WASHINGTON: A draft item approving the proposed joint venture between Comcast and NBC Universal is circulating at the Federal Communications Commission, senior officials there said this morning. The FCC’s role is to determine whether or not the merging companies demonstrate the deal serves the public interest. FCC Chairman Julius Genachowski’s draft item indicates they’ve done so, but takes additional concerns into consideration.
Without providing details, the officials said the draft covers program access by competing pay TV carriers, for example. Competing cable operators, particularly smaller ones, have lobbied hard against the deal, which would give Comcast a majority stake in NBC Universal. As a result, it will have control over the NBC and Telemundo broadcast networks, 26 TV stations, NBCU TV production, syndication and news. This is in addition to its own ownership in 23 cable networks, production operations and cable distribution network--the largest in the United States with 24 million subscribers.
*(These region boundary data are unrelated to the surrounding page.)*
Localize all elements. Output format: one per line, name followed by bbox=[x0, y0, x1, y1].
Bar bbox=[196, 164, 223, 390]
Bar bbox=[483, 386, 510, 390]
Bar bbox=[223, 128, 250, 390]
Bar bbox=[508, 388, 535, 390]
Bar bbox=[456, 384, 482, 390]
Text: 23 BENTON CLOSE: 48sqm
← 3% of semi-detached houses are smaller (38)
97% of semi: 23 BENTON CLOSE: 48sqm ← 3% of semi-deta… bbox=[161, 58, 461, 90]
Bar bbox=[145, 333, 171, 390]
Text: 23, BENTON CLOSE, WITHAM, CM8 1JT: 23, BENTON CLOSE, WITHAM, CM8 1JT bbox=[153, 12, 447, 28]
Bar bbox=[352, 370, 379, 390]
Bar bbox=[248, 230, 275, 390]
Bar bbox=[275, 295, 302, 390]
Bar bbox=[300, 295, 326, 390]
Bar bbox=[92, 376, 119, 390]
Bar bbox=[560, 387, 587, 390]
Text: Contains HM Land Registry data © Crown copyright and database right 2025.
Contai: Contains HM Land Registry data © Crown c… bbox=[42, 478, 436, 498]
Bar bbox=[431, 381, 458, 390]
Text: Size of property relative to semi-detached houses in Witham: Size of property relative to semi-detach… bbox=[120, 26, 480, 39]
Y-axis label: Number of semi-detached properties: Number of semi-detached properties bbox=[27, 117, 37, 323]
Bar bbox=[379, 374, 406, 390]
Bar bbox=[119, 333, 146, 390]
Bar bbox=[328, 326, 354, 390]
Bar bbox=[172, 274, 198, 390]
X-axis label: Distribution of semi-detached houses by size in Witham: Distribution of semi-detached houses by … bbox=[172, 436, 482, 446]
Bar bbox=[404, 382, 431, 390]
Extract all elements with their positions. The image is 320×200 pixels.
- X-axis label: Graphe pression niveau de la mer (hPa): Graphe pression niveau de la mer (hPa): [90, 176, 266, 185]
Competing operators are fearful that Comcast could price its content networks out of reach, rendering them inaccessible. The same goes for online content access, which the draft is also said to address.
In turn, it also covers carriage of competing and independent networks on Comcast cable and broadband systems. Finally, diversity and localism are addressed, the FCC officials said.
It was not clear when the item would be brought to vote, but it’s not expected before the end of the year. General Electric, owner of NBCU, acknowledged as much today.
“While we understand that the FCC and the Department of Justice continue to make good progress toward approval of the sale of a majority stake in NBCU to Comcast, because of the lead time required, we will not close by year-end 2010,” GE said in a fourth-quarter update. “We expect that closing will occur in January 2011.”
The FCC received 30,000 comments on the proposed merger since Comcast and NBCU filed for approval last January. The deal provides Comcast with a 51 percent stake in a joint venture comprised of the NBCU properties, with the option of buying the other 49 percent from GE over the next three to seven years. The transaction would make Comcast the largest media company in U.S. history and it would mark the first time a pay TV distributor would own a major broadcast network.